Выделение и характеристика дендритных клеток и макрофагов из кишечника мыши

Резюме

Здесь мы подробно методику для быстрого выделения мышью кишечного дендритные клетки (ДК) и макрофаги. Фенотипические характеристики кишечной домена и макрофагов осуществляется с помощью многоцветной проточной цитометрии в то время как магнитный шарик обогащения следует сортировки клеток используют для получения особо чистых популяций для функциональных исследований.

Аннотация

В кишечнике находятся уникальные популяции врожденных и адаптивных иммунных клеток, которые участвуют в деле поощрения терпимости по отношению к комменсальных флоры и пищевых антигенов в то время как остальные готовы одновременно подключить к воспалительной реакции инвазивных ^1,2 патогенов. Антиген представляющих клеток, в частности, домена и макрофагами, играют важную роль в поддержании кишечного иммунного гомеостаза через их способность чувствовать и адекватно реагировать на микробиоты ^3-14. Эффективная изоляция кишечного домена и макрофагов является важным шагом в характеризующие фенотип и функцию этих клеток. Хотя многие эффективные методы выделения кишечной клетки иммунной системы, включая контроллеры домена и макрофагов, были описаны ^6,10,15-24, многие полагаются на длительное время пищеварения, которые могут отрицательно влиять на клеточной поверхности антиген выражения, жизнеспособность клеток и / или выход ячейки. Здесь мы подробно методику для быстрого выделения больших количеств viablе, кишечные ДК и макрофагов. Фенотипические характеристики кишечной ДК и макрофаги осуществляют непосредственно окрашивание изолированных клеток кишечника с конкретными флуоресценции-меченных моноклональных антител для многоцветной проточной цитометрии.
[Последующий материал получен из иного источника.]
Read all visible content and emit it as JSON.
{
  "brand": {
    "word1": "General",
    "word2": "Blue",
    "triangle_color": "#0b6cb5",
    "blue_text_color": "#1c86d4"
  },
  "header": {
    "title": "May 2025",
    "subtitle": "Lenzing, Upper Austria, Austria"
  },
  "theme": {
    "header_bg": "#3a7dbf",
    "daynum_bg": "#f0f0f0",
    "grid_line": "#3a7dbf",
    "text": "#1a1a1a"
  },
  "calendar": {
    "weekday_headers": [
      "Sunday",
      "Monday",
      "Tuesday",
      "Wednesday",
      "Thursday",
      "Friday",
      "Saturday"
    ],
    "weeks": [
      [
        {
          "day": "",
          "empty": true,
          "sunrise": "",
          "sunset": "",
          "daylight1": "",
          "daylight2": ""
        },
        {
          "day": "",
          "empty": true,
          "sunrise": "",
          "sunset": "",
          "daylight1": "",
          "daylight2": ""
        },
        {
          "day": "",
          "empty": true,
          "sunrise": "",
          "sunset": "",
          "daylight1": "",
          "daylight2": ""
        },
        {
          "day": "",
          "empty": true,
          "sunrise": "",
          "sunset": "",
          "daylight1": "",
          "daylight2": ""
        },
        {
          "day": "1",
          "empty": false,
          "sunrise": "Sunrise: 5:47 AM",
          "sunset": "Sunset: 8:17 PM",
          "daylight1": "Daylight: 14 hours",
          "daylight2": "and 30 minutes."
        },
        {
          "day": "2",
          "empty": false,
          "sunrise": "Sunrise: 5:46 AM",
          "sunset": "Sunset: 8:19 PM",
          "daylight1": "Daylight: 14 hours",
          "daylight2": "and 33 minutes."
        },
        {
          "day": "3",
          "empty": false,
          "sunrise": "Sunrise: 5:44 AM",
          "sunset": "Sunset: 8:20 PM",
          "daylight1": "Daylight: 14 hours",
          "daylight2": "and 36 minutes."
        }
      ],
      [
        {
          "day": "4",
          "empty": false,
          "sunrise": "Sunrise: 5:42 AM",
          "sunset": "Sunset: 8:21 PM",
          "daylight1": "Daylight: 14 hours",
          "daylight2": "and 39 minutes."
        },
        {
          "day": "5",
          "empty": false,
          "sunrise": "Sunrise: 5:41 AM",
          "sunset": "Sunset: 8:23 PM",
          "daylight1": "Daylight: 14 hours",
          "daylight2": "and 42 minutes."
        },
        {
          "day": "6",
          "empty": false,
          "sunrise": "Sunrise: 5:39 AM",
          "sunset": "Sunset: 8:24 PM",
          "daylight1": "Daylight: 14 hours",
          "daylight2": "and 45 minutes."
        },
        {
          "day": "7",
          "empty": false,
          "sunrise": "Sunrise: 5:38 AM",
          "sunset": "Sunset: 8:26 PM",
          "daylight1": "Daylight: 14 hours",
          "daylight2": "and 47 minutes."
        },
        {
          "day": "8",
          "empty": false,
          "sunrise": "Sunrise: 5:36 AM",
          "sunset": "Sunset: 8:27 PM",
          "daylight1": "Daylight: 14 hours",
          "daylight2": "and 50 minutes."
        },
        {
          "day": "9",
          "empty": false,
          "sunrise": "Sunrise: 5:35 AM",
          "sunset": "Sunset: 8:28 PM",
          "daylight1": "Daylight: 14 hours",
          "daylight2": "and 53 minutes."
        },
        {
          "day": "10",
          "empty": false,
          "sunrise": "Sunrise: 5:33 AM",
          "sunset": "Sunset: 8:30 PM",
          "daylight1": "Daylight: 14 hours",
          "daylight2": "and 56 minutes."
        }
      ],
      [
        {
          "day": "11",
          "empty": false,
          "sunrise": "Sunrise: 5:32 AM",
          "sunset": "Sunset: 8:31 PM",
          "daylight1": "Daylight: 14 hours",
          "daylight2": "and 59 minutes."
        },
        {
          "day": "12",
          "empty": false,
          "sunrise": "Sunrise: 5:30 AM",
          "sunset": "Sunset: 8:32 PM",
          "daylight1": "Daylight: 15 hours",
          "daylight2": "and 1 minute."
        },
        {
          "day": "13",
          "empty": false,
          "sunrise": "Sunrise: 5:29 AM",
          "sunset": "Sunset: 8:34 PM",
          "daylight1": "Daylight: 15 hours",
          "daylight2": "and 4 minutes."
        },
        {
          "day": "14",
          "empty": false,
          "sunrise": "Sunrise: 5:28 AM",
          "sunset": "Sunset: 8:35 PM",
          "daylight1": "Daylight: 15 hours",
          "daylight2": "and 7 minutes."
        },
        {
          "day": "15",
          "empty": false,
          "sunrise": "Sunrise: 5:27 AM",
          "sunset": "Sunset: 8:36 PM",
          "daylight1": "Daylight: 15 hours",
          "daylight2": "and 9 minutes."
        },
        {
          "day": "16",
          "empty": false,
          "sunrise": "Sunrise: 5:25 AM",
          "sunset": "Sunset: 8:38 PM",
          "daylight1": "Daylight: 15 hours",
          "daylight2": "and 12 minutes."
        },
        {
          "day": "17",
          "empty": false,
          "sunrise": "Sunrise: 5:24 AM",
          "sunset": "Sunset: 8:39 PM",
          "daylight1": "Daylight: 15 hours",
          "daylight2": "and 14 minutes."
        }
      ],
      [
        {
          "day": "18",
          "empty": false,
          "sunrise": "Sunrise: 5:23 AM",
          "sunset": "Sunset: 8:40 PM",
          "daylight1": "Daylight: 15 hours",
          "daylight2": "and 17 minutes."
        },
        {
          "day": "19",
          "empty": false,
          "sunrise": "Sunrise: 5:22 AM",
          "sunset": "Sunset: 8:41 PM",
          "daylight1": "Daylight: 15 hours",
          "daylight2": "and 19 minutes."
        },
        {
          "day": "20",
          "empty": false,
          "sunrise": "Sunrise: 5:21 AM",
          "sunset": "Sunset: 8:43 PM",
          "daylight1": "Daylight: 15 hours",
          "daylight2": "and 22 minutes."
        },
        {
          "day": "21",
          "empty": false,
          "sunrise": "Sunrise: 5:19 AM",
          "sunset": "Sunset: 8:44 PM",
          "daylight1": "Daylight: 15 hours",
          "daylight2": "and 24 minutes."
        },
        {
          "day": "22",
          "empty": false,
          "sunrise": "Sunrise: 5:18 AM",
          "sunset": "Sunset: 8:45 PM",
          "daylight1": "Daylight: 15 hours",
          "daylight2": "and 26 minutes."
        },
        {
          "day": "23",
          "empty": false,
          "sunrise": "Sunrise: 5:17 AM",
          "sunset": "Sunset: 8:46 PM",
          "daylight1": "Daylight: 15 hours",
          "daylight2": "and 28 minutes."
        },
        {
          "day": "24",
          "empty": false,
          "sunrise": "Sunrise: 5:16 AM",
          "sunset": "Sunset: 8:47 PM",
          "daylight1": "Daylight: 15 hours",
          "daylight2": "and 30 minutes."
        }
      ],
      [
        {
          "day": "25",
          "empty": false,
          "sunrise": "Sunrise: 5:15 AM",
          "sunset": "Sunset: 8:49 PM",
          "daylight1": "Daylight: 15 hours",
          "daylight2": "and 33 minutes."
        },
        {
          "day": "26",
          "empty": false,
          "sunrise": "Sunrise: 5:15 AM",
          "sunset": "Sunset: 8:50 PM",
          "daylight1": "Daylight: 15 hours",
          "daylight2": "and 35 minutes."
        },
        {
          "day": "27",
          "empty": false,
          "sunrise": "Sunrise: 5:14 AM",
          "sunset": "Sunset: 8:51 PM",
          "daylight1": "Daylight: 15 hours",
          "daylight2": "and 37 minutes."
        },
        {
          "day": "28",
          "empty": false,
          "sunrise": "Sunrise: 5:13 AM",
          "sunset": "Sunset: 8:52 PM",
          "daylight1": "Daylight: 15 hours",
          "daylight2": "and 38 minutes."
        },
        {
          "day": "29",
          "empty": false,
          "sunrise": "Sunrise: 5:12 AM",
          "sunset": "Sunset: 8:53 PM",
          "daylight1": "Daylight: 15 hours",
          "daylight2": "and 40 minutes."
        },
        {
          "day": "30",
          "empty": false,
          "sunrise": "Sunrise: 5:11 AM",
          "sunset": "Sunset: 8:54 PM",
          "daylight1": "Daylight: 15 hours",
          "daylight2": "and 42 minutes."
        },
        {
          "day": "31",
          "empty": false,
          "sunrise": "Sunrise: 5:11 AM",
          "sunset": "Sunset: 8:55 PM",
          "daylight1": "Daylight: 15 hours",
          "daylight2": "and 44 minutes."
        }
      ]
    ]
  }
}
Кроме того, очень чистый DC и макрофагов населения изолированных функциональных исследований с использованием CD11c и CD11b магнитных активированной сортировки клеток бисером следует сортировки клеток.

протокол

1. Вскрытие и диссоциации эпителиальных клетках кишечника

Подготовка реагентов и оборудования:

• Теплый Ca ^{2 +} / Mg ^{2 +} без PBS (CMF PBS) до комнатной температуры.
• Теплый Ca ^{2 +} / Mg ^{2 +} без HBSS с 5% FBS (CMF HBSS / FBS) и на 2 мм ЭДТА до комнатной температуры.
• Теплый Орбитальный шейкер до 37 ° C.

Примечание: Шаги 1.1 до 1.7 должны быть выполнены как можно быстрее, чтобы свести к минимуму степень клеточной смерти и для достижения максимальной доходности клетки.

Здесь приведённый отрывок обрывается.